What is basically going to happen is that companies are slowly and steadily going to have to shut down. The newly started companies will be first, as they face more competition for the few sales they will be able to make and their owners probably have less capital. Larger, higher quality companies are likely to survive longer because they face less competition, are run by people with a lot of capital, and are capable of making higher margins on their sales.

When V1 arrives, the markets will be returned to normal. Demand will increase and the first two problems we are facing will, in time, go away. The difficulty now is that if we arrive in V1 with a heavy toll taken on our businesses we will have a weak economy and be unable to capitalize on our natural resources. What we need to do is bridge the gap between here and V1 and keep our economy afloat for about two weeks. By an increase in government spending we will be able to provide a source of demand for struggling businesses and encourage greater circulation and spending. We want to come out of V1 with a strong, expanded economy and that’s not going to happen unless we enter V1 with a strong economy that is ready to expand.

So why should we implement this solution as soon as possible? We shouldn’t we wait for more of Canada’s companies to shut down? There are a few reasons, most of which I have already brushed over briefly, but here are the reasons in summary:

1. It is in the interests of Canada’s population to have an expanded and more competitive economy. Expansion only occurs from the ground up meaning that all expansion will have to start at Q1 and work its way up. This isn’t going to happen before V1 due to our current crises but allowing our Q1 companies to be run out of business right now will hurt our ability to expand in V1.

2. The government does not get to decide which companies live and which ones fail. It is a breach of public trust to decide that some companies do not have a right to operate and that only the larger, older businesses are entitled to help during a serious crisis. Sutler’s vision of Canada’s economy as being dominated by a few giants while other citizens are incapable of starting their own businesses is not in line with my political values and the economic freedom that should be present in Canada. Our ideal economy is not one entirely controlled by a few rich businessmen but rather one where any Canadian has the right and ability to start up their own company. The government should not have the power to judge some companies unworthy of existence and throw them off the boat.

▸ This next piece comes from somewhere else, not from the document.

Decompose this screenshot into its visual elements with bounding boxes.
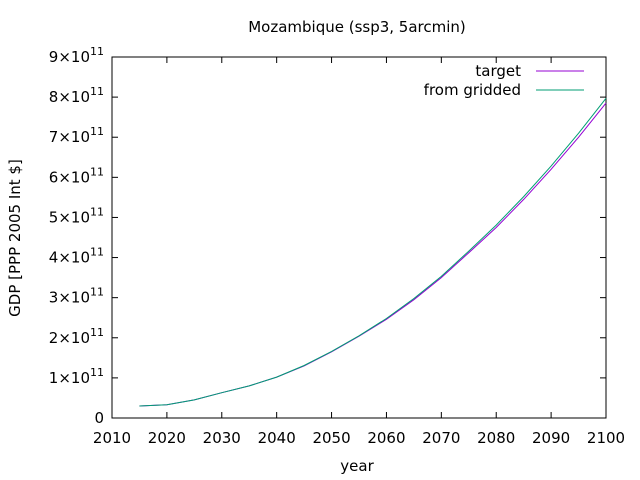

3. A majority of companies closing up will not have a healthy effect on our economy. Mass unemployment and a cut in the amount of goods produced is never a good thing. If most employees that are fired are forced to work for trainers then the amount of goods we are producing will plummet. Obviously, that’s not good for us. Contrary to Sutler’s claims, our government trainers do not provide any assurance that we are prepared for any scenario. Full government employment is something absolutely horrible that will only occur when our economy is completely destroyed. I don’t want things to reach that point.

4. The line between useful and excess companies has already been crossed. Plenty of Canadian companies are running low on funds and have either shut down or are struggling to continue paying salaries. We can’t afford to delay indefinitely, hoping that some vaguely defined “dead weight” will disappear. The government has already been overly neglectful in letting things go this far. Any solution will take time to implement so we need to get started immediately.

As to what we should be doing, Michel’s plan fits our requirements perfectly. It counteracts the loss of demand caused by the lack of war and allows companies to start making actual profits due to increased circulation. A release of money into the market will slightly devalue our dollar and curb the effects of our second problem. The mortgaging program being worked on by Augustus Baldwin should increase circulation a bit more and bring more business to the housing market.

I apologize for the length that seems to plague everything I write but I hope that I have made the case for timely government intervention.